Above all, though, this is a show about fog. The population of London, the New YorkTimes pointed out as early as 1871, was "periodically submerged in a fog the consistency of pea soup." Throughout the 1880s and 1890s, fog was a potential killer for anyone with respiratory problems, although it was hard to beat for creating atmosphere. The show features eerily atmospheric gaslit scenes by Atkinson Grimshaw, and some evocative night studies by two contemporary American artists, the celebrated painter James McNeill Whistler and the little-known Philadelphia-born printmaker Joseph Pennell (1857-1926). There's also a view of the Thames by the famous Impressionist Claude Monet, who was fascinated by the atmospheric effects of fog, and made a series of works in London between 1900 and 1903.

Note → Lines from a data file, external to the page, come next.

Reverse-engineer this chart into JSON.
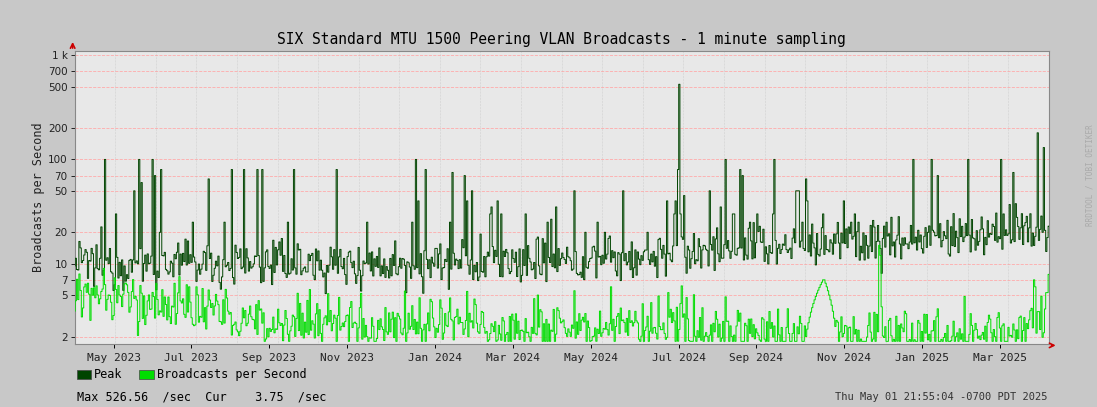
{
  "title": "SIX Standard MTU 1500 Peering VLAN Broadcasts - 1 minute sampling",
  "ylabel": "Broadcasts per Second",
  "xlabel_dates": [
    "May 2023",
    "Jul 2023",
    "Sep 2023",
    "Nov 2023",
    "Jan 2024",
    "Mar 2024",
    "May 2024",
    "Jul 2024",
    "Sep 2024",
    "Nov 2024",
    "Jan 2025",
    "Mar 2025"
  ],
  "ylog_ticks": [
    2,
    5,
    7,
    10,
    20,
    50,
    70,
    100,
    200,
    500,
    700,
    1000
  ],
  "ylog_labels": [
    "2",
    "5",
    "7",
    "10",
    "20",
    "50",
    "70",
    "100",
    "200",
    "500",
    "700",
    "1 k"
  ],
  "ylim_log": [
    1.7,
    1100
  ],
  "plot_bg": "#e8e8e8",
  "fig_bg": "#c8c8c8",
  "peak_color": "#004400",
  "avg_color": "#00dd00",
  "grid_h_color": "#ffaaaa",
  "grid_v_color": "#cccccc",
  "title_color": "#000000",
  "right_label": "RRDTOOL / TOBI OETIKER",
  "legend_peak_label": "Peak",
  "legend_avg_label": "Broadcasts per Second",
  "stats_text": "Max 526.56  /sec  Cur    3.75  /sec",
  "timestamp_text": "Thu May 01 21:55:04 -0700 PDT 2025",
  "arrow_color": "#cc0000"
}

Why does Sherlock Holmes continue to enjoy such universal appeal? Because he represents the ultimate victory of brain over brawn; his ability to astonish us with his deductive reasoning means we forgive him his human frailties: the drugs, the misogyny, and so on. The character's potential for regeneration is endless. To older fans, Basil Rathbone remains the archetypal Holmes, although in my opinion it was Jeremy Brett who really nailed the character as envisaged by Conan Doyle, in the ATV series first screened in 1984. Recently there have been a string of adaptations, featuring actors as diverse as Rupert Everett, Robert Downey Jr. (not, of course, the first American to play the role) and Benedict Cumberbatch. The most recent is Jonny Lee Miller, in the New York-based incarnation "Elementary," in which not only is "Watson" a woman (Lucy Lui), but so too is Holmes's nemesis, "Jamie Moriarty" (Natalie Dormer)! I wonder what Holmes's creator would have made of that?